Zorbalık, kişinin kendinden daha güçsüz kişi ya da kişilere bile isteye yaptığı sürekli fiziksel, zihinsel, sosyal veya psikolojik zarar verme amacı taşıyan sözsel veya davranışsal baskı olarak tanımlanmaktadır. Zorbalar problem çözme becerileri gelişmemiş, problemlerinin nedenini dışa atfetme eğiliminde olan ve akademik başarıları düşük olan kişilerdir (Gürhan, 2017). Kişileri zorbalığa maruz bıraktıkları ve bundan zevk aldıkları için empati becerilerinin de gelişmediği görülmektedir. Zorba davranışlar sergileyenlerin bunları neden yaptığına dair birçok sebep sıralanabilir. Bunlar sevgisiz büyüme, mutlu olmama, kendileri ile barışık olmama, olumsuz benlik algısı, diğerleri tarafından sevilme ihtiyacı ve popüler olma isteği, yetersizlik algısı, değersizlik hissi, güç duygusundan haz alma, diğerlerine sertim, dayanıklıyım mesajı verme isteği, korkularını gizleme amacı ve başarı hissini bu şekilde elde etme isteği şeklinde sıralanmaktadır. 

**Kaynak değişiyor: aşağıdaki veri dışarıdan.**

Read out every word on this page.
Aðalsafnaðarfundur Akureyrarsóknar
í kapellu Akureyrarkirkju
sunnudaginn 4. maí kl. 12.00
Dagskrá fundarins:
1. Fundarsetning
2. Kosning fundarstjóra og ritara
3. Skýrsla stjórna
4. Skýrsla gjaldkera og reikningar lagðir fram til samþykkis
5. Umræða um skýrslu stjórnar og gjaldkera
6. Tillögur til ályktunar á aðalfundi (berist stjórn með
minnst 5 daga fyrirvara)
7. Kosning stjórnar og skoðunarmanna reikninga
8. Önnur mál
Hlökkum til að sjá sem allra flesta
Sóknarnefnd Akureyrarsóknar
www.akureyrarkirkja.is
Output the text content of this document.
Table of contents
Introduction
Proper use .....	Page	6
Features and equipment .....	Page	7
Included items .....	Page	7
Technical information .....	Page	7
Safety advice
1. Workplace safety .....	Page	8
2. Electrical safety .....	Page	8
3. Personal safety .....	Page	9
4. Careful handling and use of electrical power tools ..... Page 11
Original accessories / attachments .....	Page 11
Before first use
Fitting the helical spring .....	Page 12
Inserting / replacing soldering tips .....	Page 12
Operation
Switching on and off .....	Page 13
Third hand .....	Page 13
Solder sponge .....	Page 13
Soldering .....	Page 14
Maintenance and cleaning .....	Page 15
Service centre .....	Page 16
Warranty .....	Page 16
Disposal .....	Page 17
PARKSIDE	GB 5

     Mağdurlar, anksiyeteleri yüksek her an tetikte, kendilerine olan güvenleri açısından yetersiz, kendilerini zorbaya karşı korumakta zorlanan, başkalarının da kendini zorbadan koruyamayacaklarına inanan ve dolayısıyla kendisine zorbalık yapıldığından bahsetmek istemeyen; bahsetse bile çok geç bahseden, aktif olmayan, arkadaş sayısı bakımından zengin olmayan, güvenmekte zorlanan, okula gitmek istemeyen, kafası karışık, şaşkın, utanmış, sinmiş kişilerdir. Zorba/Mağdurlar ise hem zorba hem de mağdurlardır. Zorbalığa maruz kalan bu kişiler, bu durumla karşı karşıya gelmediklerinde kendinden daha güçsüz kişilere zorba olarak, düşen öz güvenlerini bu şekilde yükseltmeye çalışmaktadırlar.  Akran zorbalığı okulun etrafından daha çok okulun tam da içinde yaşanan bir olaydır. Bu olayda maruz kalan ve maruz bırakan olmak üzere iki akran zorbalığı öznesi bulunmaktadır. Okulun ilk zamanlarında zorbalığa maruz kalma riskinin olduğu gözlemlenirken, son zamanlarında ise zorbalığa maruz bırakanların fazla olduğu gözlemlenmiştir. Ayrıca yaş ve fiziksel özellik bakımından küçük çocuklar zorbalığa daha fazla maruz kalmaktadır ve direkt fiziksel zorbayla karşı karşıya kalma kız çocuklarındansa erkek çocuklarında daha fazla görülmektedir. Yine cinsiyetle ilgili bir bulgu da yaşın artmasıyla kız çocuklarda zorba olma durumu azalırken, erkeklerde, bu durumun arttığı bilgisi yönündedir (Gürhan, 2017). 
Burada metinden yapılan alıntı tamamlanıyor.